Амен беседует с Марусей и мамой Наташей. Виктория достаёт телефон и открывает статью Алисы, посвящённую Дню матери. В общем, понятно, почему газета завернула материал: в нём много пафоса и мало смысла. Даже не верится, что это писала талантливая Алиса – «Посмотрите в глаза Матерям…». Штамп сидит на штампе, и погоняет стереотипом. Да и что Алиса понимает в материнстве – оказалась бы здесь, в бистро на площади Побед, сразу поняла бы, что почём. И написала бы совсем другую заметку – вымоченную в иронии как сливы – в портвейне.

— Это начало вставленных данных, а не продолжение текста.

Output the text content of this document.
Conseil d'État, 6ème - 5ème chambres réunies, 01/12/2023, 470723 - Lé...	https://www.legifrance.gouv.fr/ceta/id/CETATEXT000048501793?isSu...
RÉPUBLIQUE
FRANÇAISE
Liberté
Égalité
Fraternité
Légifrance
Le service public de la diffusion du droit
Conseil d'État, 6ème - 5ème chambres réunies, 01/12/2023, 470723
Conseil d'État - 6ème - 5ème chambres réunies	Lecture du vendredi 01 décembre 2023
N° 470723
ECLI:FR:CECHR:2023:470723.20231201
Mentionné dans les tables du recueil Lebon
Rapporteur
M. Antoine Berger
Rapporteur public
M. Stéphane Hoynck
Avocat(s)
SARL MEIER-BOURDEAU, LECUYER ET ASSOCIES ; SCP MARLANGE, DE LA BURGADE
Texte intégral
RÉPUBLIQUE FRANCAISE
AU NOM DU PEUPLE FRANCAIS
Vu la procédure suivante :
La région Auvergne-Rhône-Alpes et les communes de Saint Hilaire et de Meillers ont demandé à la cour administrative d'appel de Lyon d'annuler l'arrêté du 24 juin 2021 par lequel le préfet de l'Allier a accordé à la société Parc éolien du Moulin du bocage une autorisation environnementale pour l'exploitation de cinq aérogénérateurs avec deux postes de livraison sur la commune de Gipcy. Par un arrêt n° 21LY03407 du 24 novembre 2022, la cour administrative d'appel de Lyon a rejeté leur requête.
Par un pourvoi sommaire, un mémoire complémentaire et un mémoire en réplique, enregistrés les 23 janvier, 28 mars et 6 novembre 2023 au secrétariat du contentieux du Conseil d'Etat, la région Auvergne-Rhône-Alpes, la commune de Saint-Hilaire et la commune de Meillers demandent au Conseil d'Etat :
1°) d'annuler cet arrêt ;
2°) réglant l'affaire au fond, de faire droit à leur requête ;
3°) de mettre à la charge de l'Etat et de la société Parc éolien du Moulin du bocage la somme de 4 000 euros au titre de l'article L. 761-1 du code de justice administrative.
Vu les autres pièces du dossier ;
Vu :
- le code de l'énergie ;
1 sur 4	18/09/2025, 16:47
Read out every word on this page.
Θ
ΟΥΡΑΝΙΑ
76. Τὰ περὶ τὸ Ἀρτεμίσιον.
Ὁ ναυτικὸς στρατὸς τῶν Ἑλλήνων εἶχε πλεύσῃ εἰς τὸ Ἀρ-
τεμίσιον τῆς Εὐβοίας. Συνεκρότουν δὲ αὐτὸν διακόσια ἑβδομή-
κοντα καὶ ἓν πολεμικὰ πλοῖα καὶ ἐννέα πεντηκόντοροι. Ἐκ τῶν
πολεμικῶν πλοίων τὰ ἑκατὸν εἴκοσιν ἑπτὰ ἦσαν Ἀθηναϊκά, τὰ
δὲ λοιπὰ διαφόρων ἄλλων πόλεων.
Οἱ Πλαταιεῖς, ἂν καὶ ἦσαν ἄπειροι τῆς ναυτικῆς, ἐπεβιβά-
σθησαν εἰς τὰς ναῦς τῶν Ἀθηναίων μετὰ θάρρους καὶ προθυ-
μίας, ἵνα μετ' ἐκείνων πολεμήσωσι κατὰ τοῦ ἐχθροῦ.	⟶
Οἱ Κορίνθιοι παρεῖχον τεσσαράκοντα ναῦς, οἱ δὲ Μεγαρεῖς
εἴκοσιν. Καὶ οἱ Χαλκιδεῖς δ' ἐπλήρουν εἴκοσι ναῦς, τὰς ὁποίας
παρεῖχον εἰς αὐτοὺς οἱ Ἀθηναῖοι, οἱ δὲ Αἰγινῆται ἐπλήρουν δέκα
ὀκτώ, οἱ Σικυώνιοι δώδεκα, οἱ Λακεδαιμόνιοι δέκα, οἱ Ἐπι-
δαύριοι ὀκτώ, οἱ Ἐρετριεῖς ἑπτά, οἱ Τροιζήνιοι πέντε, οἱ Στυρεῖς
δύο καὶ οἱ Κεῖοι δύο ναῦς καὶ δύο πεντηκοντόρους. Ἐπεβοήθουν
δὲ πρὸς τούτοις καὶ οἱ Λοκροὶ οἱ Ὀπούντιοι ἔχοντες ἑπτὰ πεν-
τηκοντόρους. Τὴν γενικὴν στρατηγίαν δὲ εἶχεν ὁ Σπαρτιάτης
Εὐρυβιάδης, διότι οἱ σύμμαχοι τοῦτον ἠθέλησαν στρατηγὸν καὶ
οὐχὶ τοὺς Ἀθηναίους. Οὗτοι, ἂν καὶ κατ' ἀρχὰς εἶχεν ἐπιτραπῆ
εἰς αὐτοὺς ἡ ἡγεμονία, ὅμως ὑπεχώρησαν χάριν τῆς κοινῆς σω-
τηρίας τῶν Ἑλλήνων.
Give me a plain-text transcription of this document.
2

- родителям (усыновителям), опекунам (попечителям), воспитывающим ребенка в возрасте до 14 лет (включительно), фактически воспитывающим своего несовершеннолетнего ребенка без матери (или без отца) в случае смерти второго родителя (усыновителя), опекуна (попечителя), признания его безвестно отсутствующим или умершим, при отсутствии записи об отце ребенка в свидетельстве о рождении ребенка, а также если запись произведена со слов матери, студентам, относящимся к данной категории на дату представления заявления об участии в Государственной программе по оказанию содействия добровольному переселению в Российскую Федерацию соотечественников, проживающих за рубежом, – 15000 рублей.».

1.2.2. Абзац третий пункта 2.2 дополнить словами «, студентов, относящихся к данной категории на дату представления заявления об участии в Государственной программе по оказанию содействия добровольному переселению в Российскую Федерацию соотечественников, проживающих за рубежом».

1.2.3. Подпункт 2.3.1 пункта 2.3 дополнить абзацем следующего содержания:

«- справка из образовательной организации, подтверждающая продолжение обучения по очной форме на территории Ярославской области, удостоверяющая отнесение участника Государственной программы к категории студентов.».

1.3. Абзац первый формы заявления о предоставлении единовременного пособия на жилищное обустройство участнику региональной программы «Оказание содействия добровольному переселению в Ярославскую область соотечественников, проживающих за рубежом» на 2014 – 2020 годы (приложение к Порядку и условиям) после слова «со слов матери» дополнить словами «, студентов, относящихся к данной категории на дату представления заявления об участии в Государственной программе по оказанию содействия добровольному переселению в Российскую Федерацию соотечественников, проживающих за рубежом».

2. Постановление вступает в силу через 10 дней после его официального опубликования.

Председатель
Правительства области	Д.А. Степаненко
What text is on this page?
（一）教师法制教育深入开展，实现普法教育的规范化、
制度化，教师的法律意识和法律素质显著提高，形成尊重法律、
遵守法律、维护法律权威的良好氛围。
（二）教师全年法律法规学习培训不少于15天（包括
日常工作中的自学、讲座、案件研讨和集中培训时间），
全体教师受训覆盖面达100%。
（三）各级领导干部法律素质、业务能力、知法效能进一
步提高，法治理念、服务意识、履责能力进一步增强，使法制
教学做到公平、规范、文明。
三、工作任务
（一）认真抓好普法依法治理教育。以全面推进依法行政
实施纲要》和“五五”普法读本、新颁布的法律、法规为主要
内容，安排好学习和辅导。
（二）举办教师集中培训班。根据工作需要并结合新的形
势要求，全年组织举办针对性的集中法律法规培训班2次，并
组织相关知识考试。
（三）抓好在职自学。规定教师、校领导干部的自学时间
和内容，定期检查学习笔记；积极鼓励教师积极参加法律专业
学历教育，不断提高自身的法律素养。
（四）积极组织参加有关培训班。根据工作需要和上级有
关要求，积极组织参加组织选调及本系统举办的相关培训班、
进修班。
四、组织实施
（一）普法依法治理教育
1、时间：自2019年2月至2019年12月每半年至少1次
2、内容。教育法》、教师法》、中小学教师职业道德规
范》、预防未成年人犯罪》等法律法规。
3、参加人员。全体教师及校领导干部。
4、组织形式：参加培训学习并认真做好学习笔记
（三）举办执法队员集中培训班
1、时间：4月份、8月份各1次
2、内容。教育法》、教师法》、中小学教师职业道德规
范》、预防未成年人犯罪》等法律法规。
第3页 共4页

– Мы поедем в клуб с ребятами, – заявляет мама Наташа. Язык у неё заплетается, как ноги у пьяницы. Амен в восторге, его друзья – в недоумении, девицы поджимают губы, но Амен здесь главный. И он платит за всех – подгребает к себе счета и кидает на стол кредитку, сияющую, как золотой слиток. Официант берет её осторожно, как хирург – был бы пинцет, взял бы пинцетом.

– Маруся, может, ты со мной поедешь? – спрашивает Виктория, но дочь молчит и отводит взгляд – как посетитель зоопарка у клетки льва. Выдержать львиный взгляд никто не в силах – и это ещё одно бессмысленное знание, важное только для Виктории, проигравшей все партии на площади Побед.

9

Париж – земля львов, ubi leones, но маленький женский прайд распался на глазах. Виктория идёт по улице. Мама с Марусей орут друг другу на ухо в шумном клубе, пытаясь перекричать музыку, мощная рука Амена норовит погладить попку внучки, а натыкается на бабушкину. Шеймас и Патрик куда-то исчезли вместе со своими девушками. Лена показывает Изиде её новую комнату – розовую, с куклами, бантиками и ещё какими-то девичьими штучками, от которых у Изиды болит голова. Она предпочла бы динозавров – от них веет прохладой, у них красивые, как у роботов, имена. Дейноних. Трицератопс. Зауропод. Имена-заклинания.